A combination of maxillary protraction and rapid maxillary expansion is one of the most popular orthopedic approaches for early treatment of skeletal class III patients with retrognathic maxilla. [13],[14],[15],[16],[17],[18] The facemask therapy can be started as soon as the patient can handle the appliance. [19] The appliance used in the second case was Petit facemask with rapid maxillary expansion. The treatment results produced by this treatment were the anterior movement of the maxilla and backward rotation of the mandible. Palatal expansion was used only to disarticulate the maxilla from the adjacent bones and move it downward and forward. Although optimal timing for phase I therapy is important, it is also necessary to know when to begin definitive phase II fixed orthodontic treatment. Starting treatment after the permanent second molars have erupted allows the clinician to evaluate post-treatment growth and to minimize the duration of fixed appliance therapy.
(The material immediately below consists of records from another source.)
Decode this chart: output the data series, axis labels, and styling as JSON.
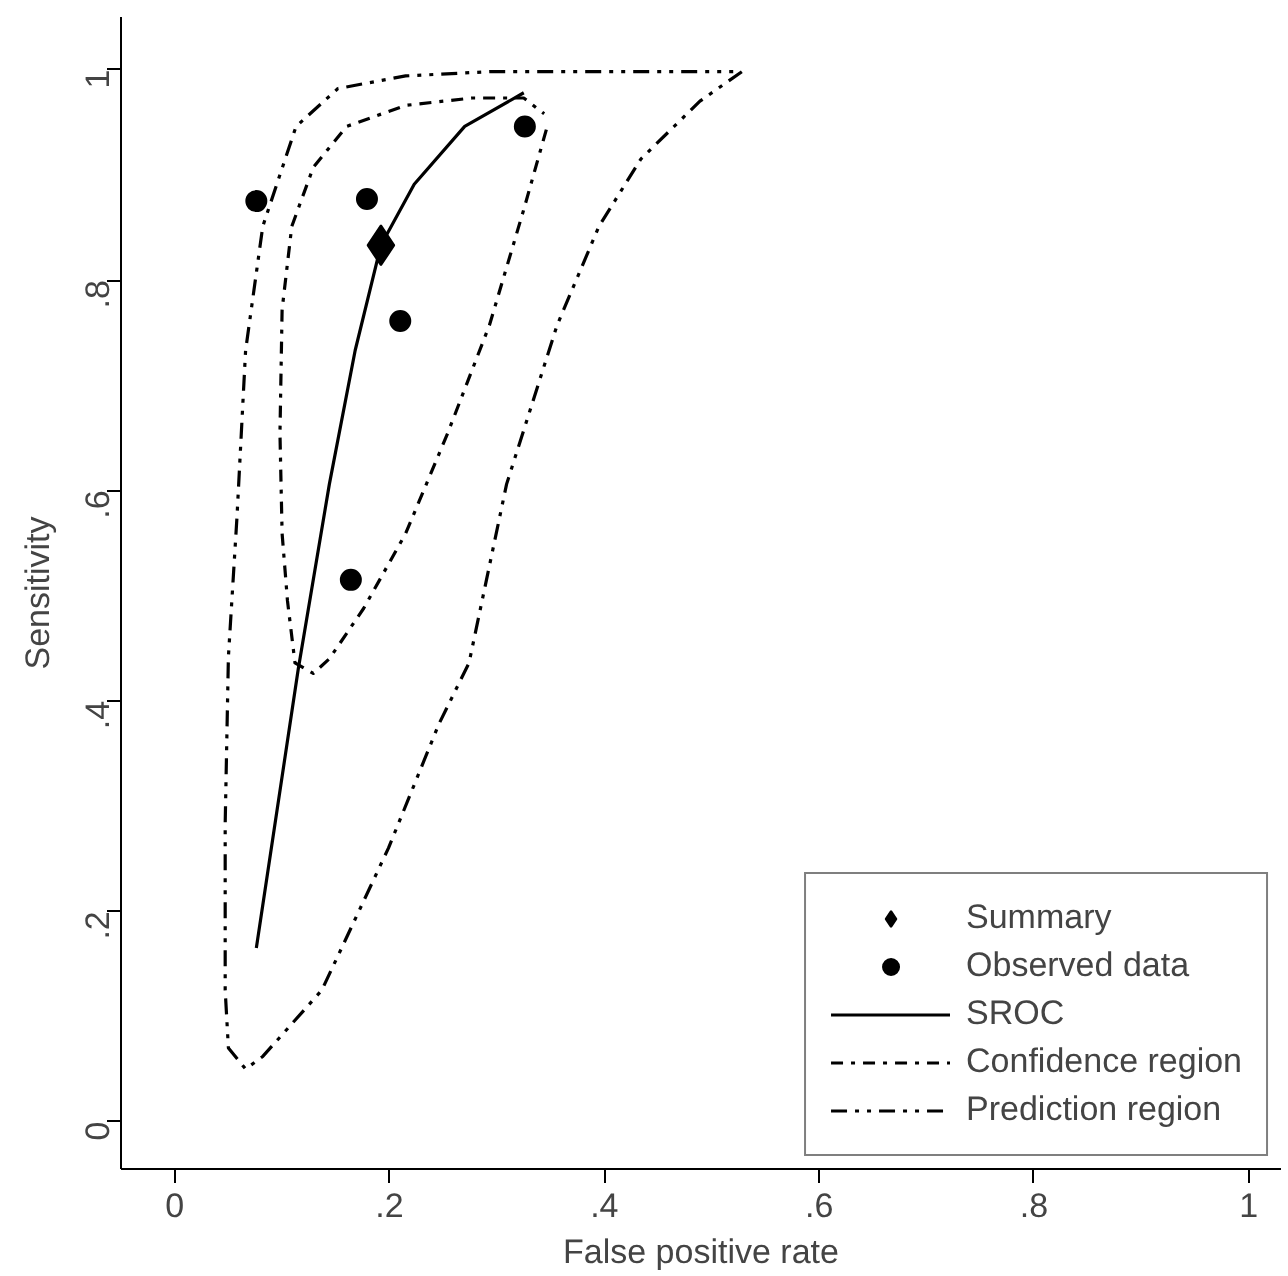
{
  "chart_data": {
    "type": "line",
    "xlabel": "False positive rate",
    "ylabel": "Sensitivity",
    "xlim": [
      -0.05,
      1.03
    ],
    "ylim": [
      -0.045,
      1.05
    ],
    "xticks": [
      0,
      {
        "value": 0.2,
        "label": ".2"
      },
      {
        "value": 0.4,
        "label": ".4"
      },
      {
        "value": 0.6,
        "label": ".6"
      },
      {
        "value": 0.8,
        "label": ".8"
      },
      1
    ],
    "yticks": [
      0,
      {
        "value": 0.2,
        "label": ".2"
      },
      {
        "value": 0.4,
        "label": ".4"
      },
      {
        "value": 0.6,
        "label": ".6"
      },
      {
        "value": 0.8,
        "label": ".8"
      },
      1
    ],
    "grid": false,
    "legend": "bottom right",
    "series": [
      {
        "name": "Summary",
        "type": "scatter",
        "marker": "diamond",
        "color": "#000000",
        "x": [
          0.192
        ],
        "values": [
          0.833
        ]
      },
      {
        "name": "Observed data",
        "type": "scatter",
        "marker": "circle",
        "color": "#000000",
        "x": [
          0.076,
          0.179,
          0.21,
          0.326,
          0.164
        ],
        "values": [
          0.875,
          0.877,
          0.761,
          0.946,
          0.515
        ]
      },
      {
        "name": "SROC",
        "line_style": "solid",
        "color": "#000000",
        "x": [
          0.076,
          0.115,
          0.144,
          0.168,
          0.192,
          0.223,
          0.27,
          0.325
        ],
        "values": [
          0.165,
          0.43,
          0.606,
          0.733,
          0.833,
          0.891,
          0.946,
          0.978
        ]
      },
      {
        "name": "Confidence region",
        "line_style": "dashdot",
        "color": "#000000",
        "x": [
          0.346,
          0.325,
          0.293,
          0.254,
          0.215,
          0.176,
          0.144,
          0.129,
          0.112,
          0.105,
          0.1,
          0.098,
          0.1,
          0.109,
          0.129,
          0.16,
          0.215,
          0.277,
          0.325,
          0.344
        ],
        "values": [
          0.943,
          0.867,
          0.757,
          0.654,
          0.559,
          0.488,
          0.44,
          0.426,
          0.436,
          0.495,
          0.559,
          0.654,
          0.772,
          0.851,
          0.907,
          0.946,
          0.966,
          0.973,
          0.973,
          0.958
        ]
      },
      {
        "name": "Prediction region",
        "line_style": "dashdotdot",
        "color": "#000000",
        "x": [
          0.528,
          0.489,
          0.434,
          0.395,
          0.356,
          0.309,
          0.274,
          0.246,
          0.199,
          0.137,
          0.082,
          0.066,
          0.05,
          0.047,
          0.047,
          0.05,
          0.058,
          0.066,
          0.082,
          0.113,
          0.152,
          0.215,
          0.293,
          0.52
        ],
        "values": [
          0.998,
          0.97,
          0.915,
          0.851,
          0.757,
          0.606,
          0.436,
          0.378,
          0.26,
          0.125,
          0.062,
          0.05,
          0.07,
          0.125,
          0.283,
          0.442,
          0.575,
          0.733,
          0.851,
          0.946,
          0.982,
          0.994,
          0.998,
          0.998
        ]
      }
    ]
  }
}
The main aim of all treatment options in developing class III malocclusions, with or without positional malrelations, is to improve the facial profile of the child and to allow the normal growth of the jaw bones. The earlier such a case presents to the clinician and is diagnosed, the simpler and faster is the treatment. The selection of an appropriate treatment option mainly depends on the extent of maxillary growth restriction; the treatment revolves around facemask in severe cases and expansion appliances in less severe cases. The patients described in this article were managed successfully by using appropriate appliances to correct the posterior crossbite, the anterior interlock, and to guide the normal unrestricted growth of the maxilla.